When nicotine enters the bloodstream, it activates the reward and pleasure circuits in the brain by boosting the levels of the “feel-good” neurotransmitter dopamine. The substance is also known to affect areas of the brain which regulate breathing, memory (enhancing it), appetite, and heart rate, and the brain can quickly become addicted to this stimulatory effect.
Additionally, smokers tend to smoke when they are socializing with friends, when they are bored, when they need a pick me up and so on. Years of doing this conditions one’s brain to associate smoking with pleasure, hence why the psychological withdrawal symptoms of nicotine are hard to overcome, despite overcoming the physical ones.
The physical symptoms of nicotine withdrawal
When nicotinic receptors in the brain are suddenly deprived of nicotine, the release of dopamine drops.
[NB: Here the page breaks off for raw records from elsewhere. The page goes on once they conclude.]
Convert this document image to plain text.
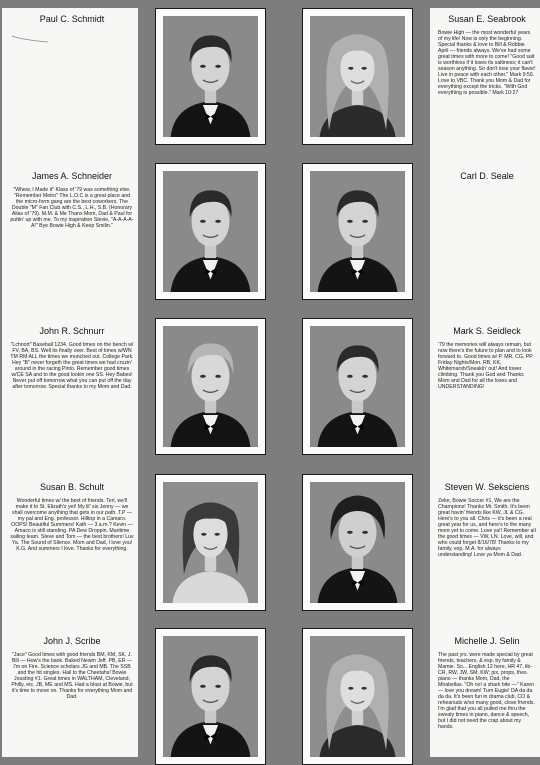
Paul C. Schmidt
James A. Schneider
"Whew, I Made it" Klass of '79 was something else. "Remember Metro" The L.O.C is a great place and the micro-form gang are the best coworkers. The Double "M" Fan Club with C.S., L.H., S.B. (Honorary Alias of '79). M.M. & Me Thanx Mom, Dad & Paul for puttin' up with me. To my inspiration Stevie, "A-A-A-A-A!" Bye Bowie High & Keep Smilin."
John R. Schnurr
"Lchnort" Baseball 1234. Good times on the bench w/ FV, BA, BS. Well its finally over. Best of times w/WN TM RM ALL the times we munched out. College Park. Hey "B" never forgeth the great times we had cruzin' around in the racing Pinto. Remember good times w/CE SA and to the good lookin one SS. Hey Babes! Never put off tomorrow what you can put off the day after tomorrow. Special thanks to my Mom and Dad.
Susan B. Schult
Wonderful times w/ the best of friends. Teri, we'll make it to St. Elizath's yet! My lil' sis Jenny — we shall overcome anything that gets in our path. T.P — my pal and Eng. professor. Hilltop in a Camaro. OOPS! Beautiful Summers! Kath — 3 a.m.? Kevin — Amaco is still standing. PA Dew Droppin. Maritime sailing team. Steve and Tom — the best brothers! Luv Ya. The Sound of Silence. Mom and Dad, I love you! K.G. And summers I love. Thanks for everything.
John J. Scribe
"Jace" Good times with good friends BM, KM, SK, J. Bill — How's the bank. Baked Newm Jeff. PB, ER — I'm on Fire. Science scholars JG and MB. The SSB and the hit singles. Hail to the Cheetahs! Bowie Jousting #1. Great times in WALTHAM, Cleveland, Philly, etc. JB, ME and MS. Had a blast at Bowie, but it's time to move on. Thanks for everything Mom and Dad.
Susan E. Seabrook
Bowie High — the most wonderful years of my life! Now is only the beginning. Special thanks & love to Bill & Robbie. April — friends always. We've had some great times with more to come! "Good salt is worthless if it loses its saltiness; it can't season anything. So don't lose your flavor! Live in peace with each other." Mark 9:50. Love to VBC. Thank you Mom & Dad for everything except the tricks. "With God everything is possible." Mark 10:27
Carl D. Seale
Mark S. Seidleck
'79 the memories will always remain, but now there's the future to plan and to look forward to. Good times w/ P. MR, CG, PP. Friday Nights/Mon. RB, KK, Whitemarsh/Sneakin' out! And tower climbing. Thank you God and Thanks Mom and Dad for all the loses and UNDERSTANDING!
Steven W. Seksciens
Zeke, Bowie Soccer #1, We are the Champions! Thanks Mr. Smith. It's been great havin' friends like KW, JL & CG. Here's to you all. Chris — it's been a real great year for us, and here's to the many more yet to come. Love ya!! Remember all the good times — VW, LN. Love, will, and who could forget 8/16/78! Thanks to my family, esp. M.A. for always understanding! Love ya Mom & Dad.
Michelle J. Selin
The past yrs. were made special by great friends, teachers, & esp. by family & Mamie. So... English 12 here, HR 47, lib-CR, RW, JW, SM, KW; pix, props, thes. piano — thanks Mom, Dad, the Mirabellas. "Oh no! a shark bite —" Karen — love you dream! Turn Eugie! DA da da da da. It's been fun in drama club, CO & rehearsals w/so many good, close friends. I'm glad that you all pulled me thru the sweaty times in piano, dance & speech, but I did not need the crap about my hands.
This naturally leads to an uncomfortable feeling and an intense yearning for smoking, something which the body would have grown accustomed to needing for the release of dopamine. Nicotine cravings can last for anything from 5 to 30 minutes, can be extremely uncomfortable, and will only start fading away with time, or with the use of Nicotine Replacement Therapy (NRT)
Titled, “Tobacco withdrawal increases junk food intake: The role of the endogenous opioid system,” the study was recently published in the Journal of Drug and Alcohol Dependence. Lead study author Mustafa al’Absi, PhD, a licensed psychologist and professor in the Department of Family Medicine and Biobehavioral Health at the Medical School of the University of Minnesota, and his team, looked at the brain functions responsible for addiction and appetite regulation, as a possible preference for junk food during nicotine withdrawal.
The researchers studied a group of smoking and non-smoking participants aged between 18 and 75, who were randomly assigned to do a 24-hour withdrawal from nicotine products and administered either a placebo or 50 mg of naltrexone. At the end of each session, participants were offered a variety of snacks which differed in calorie levels, and salt, sugar and fat content.
As expected, the research team found that the participants in nicotine withdrawal, opted for food high in calories, salt, fat and sugar. They observed that the receptors in the brain’s opioid system were involved. “Choice and consumption of food items were impacted by smoking condition (withdrawal > ad lib smoking and non-smokers; p < .05), the opioid blockade (naltrexone < placebo; p < .05), and sex (male > female; p < .05). The effects were evidenced in high sweet and high fat foods. No differences were found in low sweet and fat foods.”
To this effect, concluded the researchers, the use of food, especially the kind that is high in calories, tends to be used to cope “with the negative affect and distress that characterizes the feelings people experience during smoking withdrawal.”